Le secteur bio poursuit ensuite son développement, avec, à partir des années 2000, un soutien accru des pouvoir publique et une demande croissante. Cette croissance motive de plus en plus d’acteurs de filière préétablis à diversifier leurs activités et proposer une gamme « bio », confrontant les pionniers de ce mouvement contestataire aux logiques de marché qu’ils décriaient.
Cet enjeu de changement d’échelle, de passage d’un marché de niche à des parts de marché plus importantes, constitue à la fois une menace pour le secteur de perdre son âme et sa spécificité, mais aussi une formidable opportunité de proposer une alternative concertée au mode de production agricole dominant.
Différentes approches du bio lui-même existent et d’autres modes de production alternatifs, avec leurs spécificités, cohabitent aujourd’hui dans notre région. La partie qui suit clarifie ces concepts et cette réalité.
L’agriculture biologique, aujourd’hui définie au niveau européen et dans un règlement qui lui est dédié, englobe au niveau mondial différentes approches socio-politiques. Pour les uns elle correspond à ensemble de pratiques définies dans un règlement, alors que pour d’autres elle consiste en un ensemble de valeurs et de principes qui doivent être appliqués en fonction des réalités de chacun.
Cette divergence de point de vue transparait dans les approches normatives du règlement bio européen d’un côté, avec un système de contrôle et de certification organisé et accrédité permettant des échanges au niveau mondial ; alors que d’un autre côté il existe des approches participatives plus adaptées aux petites fermes, basées sur des systèmes participatifs de garantie organisés à une échelle locale. Ces différentes approches (bio « certifié » et bio « non certifié ») sont soutenues indifféremment par la fédération internationale de l’agriculture biologique (IFOAM).
Il existe, dans le paysage des modes de productions agricoles alternatifs, d’autres approches qui coexistent avec l’agriculture biologique. Chacune de ces approches met l’accent sur l’une ou l’autre particularité, certaines se recoupent ou sont complémentaires, rendant parfois difficile leur compréhension et pouvant éventuellement s’affaiblir mutuellement par des comparaisons inutiles.
Notons parmi ceux-ci : l’agriculture paysanne qui met l’accent sur des exploitations à taille humaine et un savoir inscrit dans la tradition ; l’agroécologie : qui met l’accent sur le respect des cycles naturels et une approche systémique globale des systèmes alimentaires ; l’agriculture de conservation et l’agriculture régénérative qui portent leur attention sur la vie du sol et le carbone du sol.
En 2023 la Wallonie compte près de 2000 agriculteurs bio (sur 12 000 au total) ; et 92 000 Ha bio (sur 742 000 Ha au total). La part de marché des produits bio en Wallonie est de 5,1%.

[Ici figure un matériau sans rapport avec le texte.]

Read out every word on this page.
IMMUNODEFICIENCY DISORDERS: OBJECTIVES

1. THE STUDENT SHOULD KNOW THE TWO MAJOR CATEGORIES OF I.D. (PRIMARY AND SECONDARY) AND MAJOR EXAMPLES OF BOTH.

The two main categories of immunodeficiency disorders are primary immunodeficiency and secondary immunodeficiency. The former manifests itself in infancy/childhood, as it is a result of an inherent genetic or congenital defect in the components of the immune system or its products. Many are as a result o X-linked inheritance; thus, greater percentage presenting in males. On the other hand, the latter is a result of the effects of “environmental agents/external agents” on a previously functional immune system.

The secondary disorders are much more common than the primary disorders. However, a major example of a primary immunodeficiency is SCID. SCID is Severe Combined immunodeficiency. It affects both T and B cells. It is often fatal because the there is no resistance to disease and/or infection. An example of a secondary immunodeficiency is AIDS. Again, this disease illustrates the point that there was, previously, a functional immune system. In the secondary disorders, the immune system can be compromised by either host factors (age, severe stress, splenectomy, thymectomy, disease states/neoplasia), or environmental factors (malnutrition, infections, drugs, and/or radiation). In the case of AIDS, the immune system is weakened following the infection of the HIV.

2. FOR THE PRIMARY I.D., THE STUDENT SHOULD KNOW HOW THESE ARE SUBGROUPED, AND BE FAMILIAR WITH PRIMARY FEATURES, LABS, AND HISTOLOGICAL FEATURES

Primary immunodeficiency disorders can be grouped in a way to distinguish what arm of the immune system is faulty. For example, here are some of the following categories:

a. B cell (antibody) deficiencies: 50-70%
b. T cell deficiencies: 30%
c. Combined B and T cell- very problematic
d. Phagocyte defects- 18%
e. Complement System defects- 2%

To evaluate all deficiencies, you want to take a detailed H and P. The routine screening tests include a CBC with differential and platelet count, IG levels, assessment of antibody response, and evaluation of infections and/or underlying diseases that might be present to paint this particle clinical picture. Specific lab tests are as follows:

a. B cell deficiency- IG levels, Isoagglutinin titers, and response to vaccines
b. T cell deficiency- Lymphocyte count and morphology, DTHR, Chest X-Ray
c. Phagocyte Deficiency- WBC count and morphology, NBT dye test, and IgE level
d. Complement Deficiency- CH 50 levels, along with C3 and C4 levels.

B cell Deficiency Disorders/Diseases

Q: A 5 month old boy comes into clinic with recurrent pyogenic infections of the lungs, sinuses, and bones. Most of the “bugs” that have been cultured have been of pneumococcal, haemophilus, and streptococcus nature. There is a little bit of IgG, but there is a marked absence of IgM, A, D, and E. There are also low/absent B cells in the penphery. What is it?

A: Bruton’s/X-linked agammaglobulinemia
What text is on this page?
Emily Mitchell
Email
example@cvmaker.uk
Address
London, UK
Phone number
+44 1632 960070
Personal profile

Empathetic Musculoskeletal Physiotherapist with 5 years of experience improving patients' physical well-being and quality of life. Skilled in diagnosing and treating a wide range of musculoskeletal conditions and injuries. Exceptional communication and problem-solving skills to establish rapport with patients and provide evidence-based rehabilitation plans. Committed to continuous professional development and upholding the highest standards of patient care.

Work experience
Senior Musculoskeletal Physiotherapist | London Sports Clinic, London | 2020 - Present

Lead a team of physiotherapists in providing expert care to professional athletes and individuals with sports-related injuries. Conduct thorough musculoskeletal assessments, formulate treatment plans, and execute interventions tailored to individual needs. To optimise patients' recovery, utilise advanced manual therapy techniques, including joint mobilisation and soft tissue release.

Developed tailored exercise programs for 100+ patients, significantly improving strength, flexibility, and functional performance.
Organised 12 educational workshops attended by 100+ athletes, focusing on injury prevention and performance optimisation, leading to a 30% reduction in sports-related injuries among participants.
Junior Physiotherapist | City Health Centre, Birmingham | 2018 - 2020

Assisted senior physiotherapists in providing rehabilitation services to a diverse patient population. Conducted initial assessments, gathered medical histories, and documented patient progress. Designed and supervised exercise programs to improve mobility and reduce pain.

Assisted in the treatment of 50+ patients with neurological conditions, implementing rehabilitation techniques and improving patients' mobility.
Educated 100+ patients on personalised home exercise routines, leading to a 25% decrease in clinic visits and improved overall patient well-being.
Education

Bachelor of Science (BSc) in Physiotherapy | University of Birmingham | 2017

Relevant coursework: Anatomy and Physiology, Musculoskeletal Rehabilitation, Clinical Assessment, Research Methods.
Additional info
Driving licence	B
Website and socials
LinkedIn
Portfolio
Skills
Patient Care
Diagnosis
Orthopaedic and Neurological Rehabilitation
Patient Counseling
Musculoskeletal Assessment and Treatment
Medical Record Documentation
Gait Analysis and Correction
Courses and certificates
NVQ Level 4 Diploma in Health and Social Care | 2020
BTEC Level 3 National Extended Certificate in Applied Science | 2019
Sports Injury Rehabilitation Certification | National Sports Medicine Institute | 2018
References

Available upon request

72% des superficies bio sont occupées par des prairies, 22.4% par des grandes cultures et 3.7% par des fruits et légumes. Les produits bio les plus achetés en Wallonie sont les produits laitiers, les fruits et les légumes.
Les tendances de consommations relevées fin 2023 montre que le bio est acheté par de plus en plus de wallons, que celles et ceux qui en achètent déjà beaucoup envisagent d’en acheter encore plus, alors que celles et ceux qui en achète peu envisagent d’en acheter moins. Le prix est un frein majeur à l’achat de produit bio. La santé et l’environnement sont deux facteurs importants de motivation à acheter bio.
Au niveau mondial, l’agriculture bio couvre aujourd’hui 96,4 millions d’hectares soit 2% des superficies agricoles mondiales. En Europe 10,4% des superficies agricoles sont certifiées bio.